Santa Clara–based d-Matrix closed a $275 million Series C round at a $2 billion valuation to expand its full-stack AI inference platform, which combines Corsair accelerators, JetStream networking and Aviator software for large language model serving. The oversubscribed round, led by a global consortium including BullhoundCapital, Triatomic Capital and Temasek with participation from QIA, EDBI and Microsoft’s M12, will fund global deployments and roadmap advances such as 3D memory stacking to deliver up to 10× faster, more energy‑efficient inference than GPU-based systems. ([theaiinsider.tech](https://theaiinsider.tech/2025/11/29/d-matrix-announces-275m-in-funding-to-power-the-age-of-ai-inference/))

Major Chinese firms including Alibaba and ByteDance are training their latest large language models in Southeast Asian data centers to access Nvidia chips and navigate U.S. export restrictions, according to the Financial Times reporting cited by Reuters. DeepSeek is cited as an exception, training domestically, while Huawei is said to be collaborating on next‑gen Chinese AI chips. ([reuters.com](https://www.reuters.com/world/china/chinas-tech-giants-move-ai-model-training-overseas-tap-nvidia-chips-ft-reports-2025-11-27/))

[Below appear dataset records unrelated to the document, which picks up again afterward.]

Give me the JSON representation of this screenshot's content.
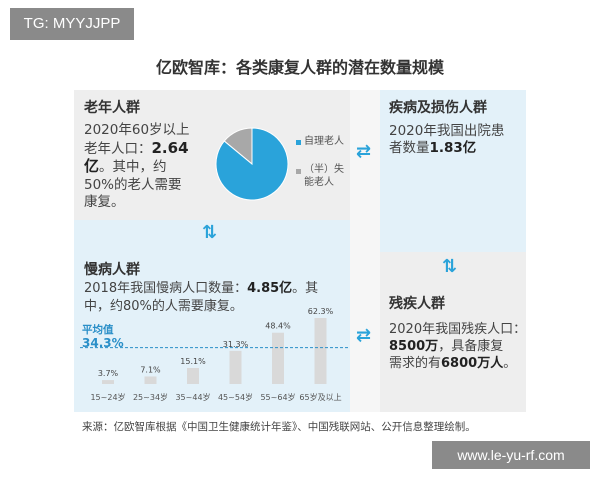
{
  "watermark_top": "TG: MYYJJPP",
  "watermark_bottom": "www.le-yu-rf.com",
  "title": "亿欧智库：各类康复人群的潜在数量规模",
  "elderly": {
    "heading": "老年人群",
    "line1": "2020年60岁以上",
    "line2_pre": "老年人口：",
    "line2_bold": "2.64",
    "line3_bold": "亿",
    "line3_rest": "。其中，约",
    "line4": "50%的老人需要",
    "line5": "康复。"
  },
  "injury": {
    "heading": "疾病及损伤人群",
    "line1": "2020年我国出院患",
    "line2_pre": "者数量",
    "line2_bold": "1.83亿"
  },
  "chronic": {
    "heading": "慢病人群",
    "line1_pre": "2018年我国慢病人口数量：",
    "line1_bold": "4.85亿",
    "line1_post": "。其",
    "line2": "中，约80%的人需要康复。"
  },
  "disabled": {
    "heading": "残疾人群",
    "line1": "2020年我国残疾人口：",
    "line2_bold": "8500万",
    "line2_rest": "，具备康复",
    "line3_pre": "需求的有",
    "line3_bold": "6800万人",
    "line3_post": "。"
  },
  "source": "来源：亿欧智库根据《中国卫生健康统计年鉴》、中国残联网站、公开信息整理绘制。",
  "colors": {
    "accent": "#2aa3da",
    "pie_main": "#2aa3da",
    "pie_minor": "#a8a8a8",
    "bar": "#d9d9d9",
    "avg_line": "#2a8fc8"
  },
  "chart_data": [
    {
      "type": "pie",
      "slices": [
        {
          "label": "自理老人",
          "value": 86
        },
        {
          "label": "（半）失能老人",
          "value": 14
        }
      ],
      "legend": [
        {
          "line1": "自理老人",
          "line2": ""
        },
        {
          "line1": "（半）失",
          "line2": "能老人"
        }
      ]
    },
    {
      "type": "bar",
      "categories": [
        "15~24岁",
        "25~34岁",
        "35~44岁",
        "45~54岁",
        "55~64岁",
        "65岁及以上"
      ],
      "values": [
        3.7,
        7.1,
        15.1,
        31.3,
        48.4,
        62.3
      ],
      "value_labels": [
        "3.7%",
        "7.1%",
        "15.1%",
        "31.3%",
        "48.4%",
        "62.3%"
      ],
      "ylim": [
        0,
        62.3
      ],
      "average": {
        "label": "平均值",
        "value": 34.3,
        "display": "34.3%"
      }
    }
  ]
}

Meta is negotiating a multi‑year deal to deploy Google’s Tensor Processing Units (TPUs) in its data centers starting in 2027 and may rent TPUs via Google Cloud as early as 2026. If finalized, the move would diversify Meta’s AI hardware beyond Nvidia and bolster Google’s push to commercialize TPUs, reshaping competitive dynamics in AI compute.

Alphabet shares climbed toward a $4 trillion valuation, driven by investor confidence in Google’s AI roadmap, including Gemini and its in‑house AI chips. The rally underscores how expectations around AI products and custom silicon are increasingly shaping megacap tech valuations.
Alphabet shares rose and Nvidia slipped after reports that Meta is discussing multi‑billion‑dollar purchases of Google’s Tensor Processing Unit (TPU) chips for data centers starting in 2027, with TPU rentals as early as 2026. If finalized, the deal would mark a strategic win for Google’s AI hardware and intensify competition in the AI accelerator market.

The Trump administration is considering allowing Nvidia to sell its H200 AI accelerators to China, signaling a potential softening of export curbs after a recent trade-tech truce. Any approval would reopen a major market for Nvidia while intensifying debate over U.S. national security and AI leadership.

Meta is seeking federal approval to trade wholesale electricity so it can underwrite long-term power from new plants for its AI data centers and resell excess on wholesale markets. The move, which Microsoft is also pursuing and Apple already has approval for, highlights how the AI compute boom is pushing big tech deeper into energy markets.